The vital work of African innovators is gaining more global recognition

An employee of tech start-up Sendy, which offers online logistics services, works on her computer at their office in Nairobi
Reuters/Baz Ratner
Competition is rising for Kenya’s tech talent
By Yomi Kazeem
Published Last updated This article is more than 2 years old.

African innovators keep winning global plaudits with increased attention paid to their work and its impact.

The latest nod comes from Fast Company magazine’s annual list of The World’s 50 Most Innovative Companies. African Leadership University was named on the diverse list of 50 companies across the world making “the most profound impact on both industry and culture.”

The listing is a recognition of ALU’s rapid growth since being founded in 2015 by Fred Swaniker.
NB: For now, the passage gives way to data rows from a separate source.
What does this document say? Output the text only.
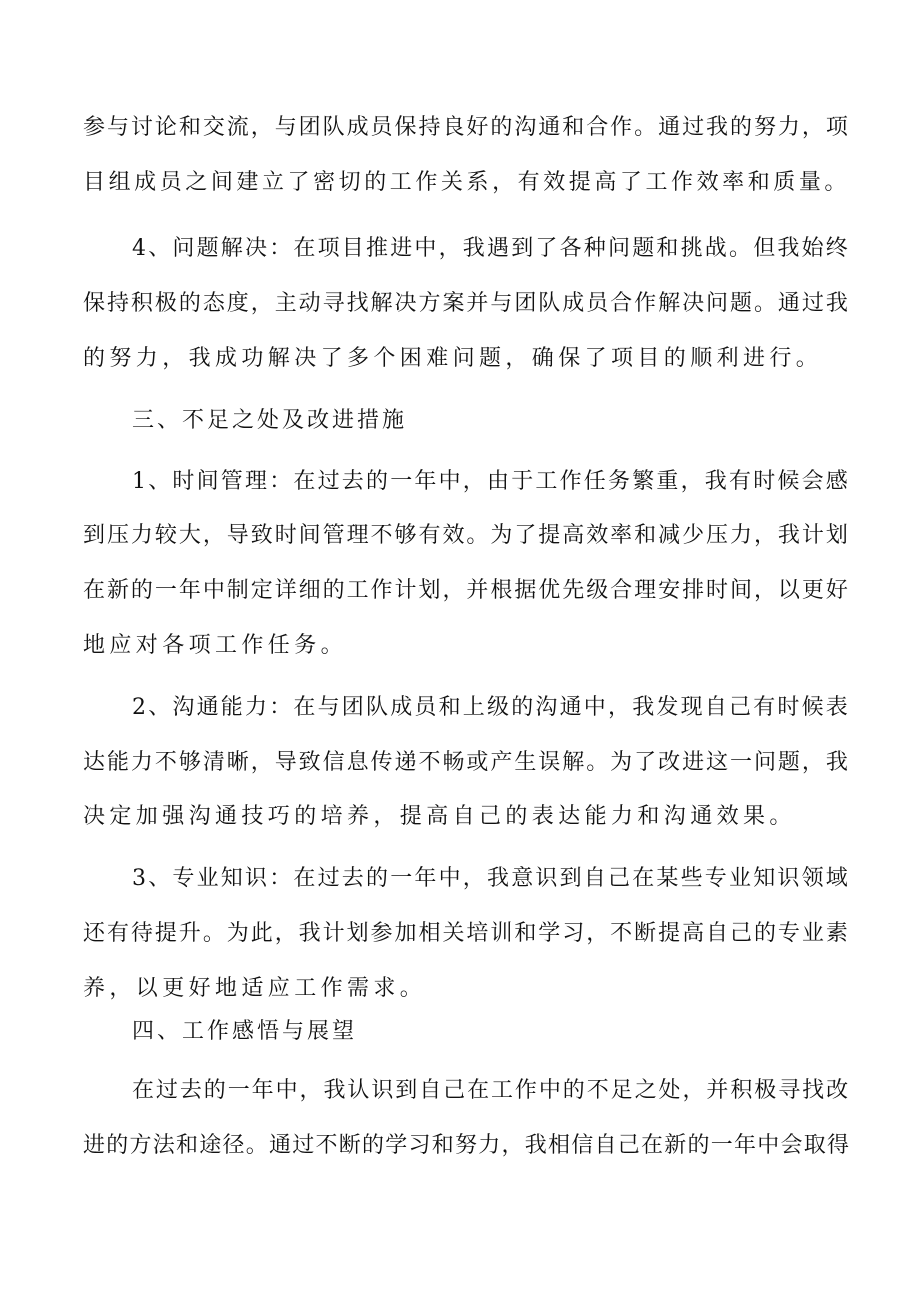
参与讨论和交流，与团队成员保持良好的沟通和合作。通过我的努力，项
目组成员之间建立了密切的工作关系，有效提高了工作效率和质量。
4、问题解决：在项目推进中，我遇到了各种问题和挑战。但我始终
保持积极的态度，主动寻找解决方案并与团队成员合作解决问题。通过我
的努力，我成功解决了多个困难问题，确保了项目的顺利进行。
三、不足之处及改进措施
1、时间管理：在过去的一年中，由于工作任务繁重，我有时候会感
到压力较大，导致时间管理不够有效。为了提高效率和减少压力，我计划
在新的一年中制定详细的工作计划，并根据优先级合理安排时间，以更好
地应对各项工作任务。
2、沟通能力：在与团队成员和上级的沟通中，我发现自己有时候表
达能力不够清晰，导致信息传递不畅或产生误解。为了改进这一问题，我
决定加强沟通技巧的培养，提高自己的表达能力和沟通效果。
3、专业知识：在过去的一年中，我意识到自己在某些专业知识领域
还有待提升。为此，我计划参加相关培训和学习，不断提高自己的专业素
养，以更好地适应工作需求。
四、工作感悟与展望
在过去的一年中，我认识到自己在工作中的不足之处，并积极寻找改
进的方法和途径。通过不断的学习和努力，我相信自己在新的一年中会取得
The Mauritius-based institution’s ambitious goal of redefining education on the continent has been backed with over $80 million in just over three years, as Quartz Africa has reported.

ALU
The African Leadership Univeristy campus in Mauritius

While ALU was the only African company named to the main list, Fast Company also lists ten innovative companies across sectors and regions including Africa, India, China, Latin America, Europe and the Middle East. Its Africa coverage notes the impact of Flutterwave, the Nigerian-founded payments company that’s now expanded to seven African countries. Flutterwave has already raised over $20 million. Other companies named include in Flare, an on-demand ambulance network in Kenya and Aerobotics , a Cape Town-based agri-tech company.

The focus of the companies listed reflects some of Africa’s biggest lingering problems with companies working in education, payments, healthcare, solar energy, boosting agriculture among others all named.

African Leadership University
Education
Mauritius
Flutterwave
Online payments
Nigeria
Flare
Healthcare
Kenya
Sanku Project Healthy Children
Nutrition
Tanzania
Farm to Market Alliance
Agri-tech
Kenya
Talamus Health
Healthcare
USA
Yego Innovision
Transportation
Rwanda
The Sun Exchange
Solar energy
South Africa
Ovamba Solutions
Finance
Cameroon
Aerobotics
Agri-tech
South Africa

With startup hubs consistently sprouting across the continent and outside major capital cities, a culture of innovation is deepening across the continent. It’s also fostering the strong potential for a pipeline of innovative companies emerging. And just as importantly, the steady increase in investment dollars committed to African startups also suggests the continent’s most promising companies will continue to be backed.

The nod from Fast Company is the latest for Africa’s leading innovators from notable Western media. Last October, Time magazine named six African companies—Bitland, BRCK, Babymigo, AgriProtein, Ona and Wonderbag—in its list of 50 Genius Companies.